For the longest period of time I wasn’t able to grow traffic to AllFacebook. While the audience was technically expanding, my daily numbers were pretty consistent for six months or longer. When you have few ways of measuring your audience outside of Google Analytics, trust me that you want to see those numbers go up. Analytics becomes the source of motivation for most online publishers.

As I searched for ways to boost my traffic I started reading up on copywriting, and more importantly, Copyblogger. It became a valuable resource for me as I tried to come up with ways to improve my writing, hoping that better writing would have an impact on traffic. While titles alone were not responsible for the site’s explosive growth, one title literally transformed my life: 10 Privacy Settings Every Facebook User Should Know. (Mashable was even “clever” enough to steal and remix the title in a post earlier this year).

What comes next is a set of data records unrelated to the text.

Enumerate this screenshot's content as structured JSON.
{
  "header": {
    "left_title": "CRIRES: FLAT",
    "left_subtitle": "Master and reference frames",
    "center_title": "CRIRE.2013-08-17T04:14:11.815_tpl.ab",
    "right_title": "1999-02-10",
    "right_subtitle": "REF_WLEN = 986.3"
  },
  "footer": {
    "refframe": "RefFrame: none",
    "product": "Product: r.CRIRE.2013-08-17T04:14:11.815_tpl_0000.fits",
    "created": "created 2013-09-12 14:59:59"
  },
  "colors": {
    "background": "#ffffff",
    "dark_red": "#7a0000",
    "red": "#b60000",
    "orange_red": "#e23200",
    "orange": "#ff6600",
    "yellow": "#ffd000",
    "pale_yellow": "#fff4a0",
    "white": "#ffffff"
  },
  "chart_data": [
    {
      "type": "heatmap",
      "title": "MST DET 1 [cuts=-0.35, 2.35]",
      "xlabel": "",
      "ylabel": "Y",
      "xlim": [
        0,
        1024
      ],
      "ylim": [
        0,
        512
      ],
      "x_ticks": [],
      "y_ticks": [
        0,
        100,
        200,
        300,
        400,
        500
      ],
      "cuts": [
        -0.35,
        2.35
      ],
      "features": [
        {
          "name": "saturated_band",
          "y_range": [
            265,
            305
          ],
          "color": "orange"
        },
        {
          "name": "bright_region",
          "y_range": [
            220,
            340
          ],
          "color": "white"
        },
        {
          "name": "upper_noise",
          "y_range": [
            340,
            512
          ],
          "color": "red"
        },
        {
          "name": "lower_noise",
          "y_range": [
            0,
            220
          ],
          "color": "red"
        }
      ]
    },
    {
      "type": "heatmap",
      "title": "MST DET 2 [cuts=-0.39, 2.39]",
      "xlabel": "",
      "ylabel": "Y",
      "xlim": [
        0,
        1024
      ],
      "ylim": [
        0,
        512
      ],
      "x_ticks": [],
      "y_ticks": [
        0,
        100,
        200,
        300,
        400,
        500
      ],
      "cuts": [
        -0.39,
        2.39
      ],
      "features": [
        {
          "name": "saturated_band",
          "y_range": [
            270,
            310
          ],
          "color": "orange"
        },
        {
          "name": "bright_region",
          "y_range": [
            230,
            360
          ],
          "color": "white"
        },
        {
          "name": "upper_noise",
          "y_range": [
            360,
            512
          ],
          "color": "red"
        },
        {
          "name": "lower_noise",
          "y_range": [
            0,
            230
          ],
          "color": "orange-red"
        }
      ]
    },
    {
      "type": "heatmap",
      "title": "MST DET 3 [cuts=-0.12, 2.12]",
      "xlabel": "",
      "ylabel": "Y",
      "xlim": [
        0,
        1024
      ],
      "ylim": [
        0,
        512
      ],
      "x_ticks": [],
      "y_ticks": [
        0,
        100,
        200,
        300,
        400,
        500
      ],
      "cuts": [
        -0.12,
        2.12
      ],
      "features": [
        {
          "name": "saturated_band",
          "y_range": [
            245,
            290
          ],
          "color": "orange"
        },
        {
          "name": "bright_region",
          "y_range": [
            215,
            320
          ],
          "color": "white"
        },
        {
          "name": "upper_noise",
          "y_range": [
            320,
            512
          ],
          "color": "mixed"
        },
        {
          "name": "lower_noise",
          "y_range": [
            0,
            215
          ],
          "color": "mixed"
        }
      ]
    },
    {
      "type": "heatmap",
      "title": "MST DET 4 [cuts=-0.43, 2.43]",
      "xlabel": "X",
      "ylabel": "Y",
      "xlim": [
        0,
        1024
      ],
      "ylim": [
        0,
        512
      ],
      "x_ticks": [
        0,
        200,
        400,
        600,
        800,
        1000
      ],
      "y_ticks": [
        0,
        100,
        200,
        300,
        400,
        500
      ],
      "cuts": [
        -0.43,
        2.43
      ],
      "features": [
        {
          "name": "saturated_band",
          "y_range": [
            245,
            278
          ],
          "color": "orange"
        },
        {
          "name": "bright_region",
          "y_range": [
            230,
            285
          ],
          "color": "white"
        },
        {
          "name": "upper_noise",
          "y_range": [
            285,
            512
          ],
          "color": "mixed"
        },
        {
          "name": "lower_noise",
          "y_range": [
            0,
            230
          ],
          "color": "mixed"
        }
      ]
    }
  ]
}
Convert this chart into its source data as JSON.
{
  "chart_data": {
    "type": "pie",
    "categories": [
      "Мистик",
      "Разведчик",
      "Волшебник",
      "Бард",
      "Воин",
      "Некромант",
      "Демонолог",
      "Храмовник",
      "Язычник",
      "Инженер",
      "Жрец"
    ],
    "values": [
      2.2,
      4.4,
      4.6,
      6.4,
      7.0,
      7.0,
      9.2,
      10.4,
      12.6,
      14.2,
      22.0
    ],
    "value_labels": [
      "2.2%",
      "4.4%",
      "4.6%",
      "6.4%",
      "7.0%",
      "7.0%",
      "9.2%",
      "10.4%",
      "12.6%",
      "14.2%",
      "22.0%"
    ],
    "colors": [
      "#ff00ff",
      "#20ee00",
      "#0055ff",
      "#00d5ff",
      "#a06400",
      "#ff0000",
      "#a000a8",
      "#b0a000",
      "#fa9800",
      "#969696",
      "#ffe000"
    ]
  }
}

Millions of people have visited that article and it literally resulted in me obtaining multiple national television interviews (Fox News, CNN, etc). Granted, the content of the article is critical and should not be downplayed at all. Yet there are countless sites that suffer a much more tragic problem.

Great Content, No Traffic

People will take the time to write comprehensive articles that are incredibly insightful but for some reason they can’t get traffic to them. The primary reason that the article fails is that the title sucks. There are numerous sites that now thrive on finding content which didn’t get the attention it deserved because of weak titles. HuffingtonPost, Gawker, AlleyInsider, and others, will literally take another site’s content and write a more compelling headline.

HuffingtonPost is probably the king of this as they actually split test their titles to see which ones generate the most clicks. They start the tests by linking to external sites from sub pages and testing whether or not users click on the titles. If users do click, they’ll slowly move the content further up the page. If the article continues to attract content, they’ll rewrite the article on their own site and promote it via the homepage. While they’re the most methodical at testing titles, they are not alone in implementing such aggressive content strategies.

The reality is straight forward: weak titles do nothing to differentiate your content in an endless ocean of information, whereas a powerful title can literally change your life. Even if your content is awesome, the title is what convinces the reader to give you valuable seconds of their own life.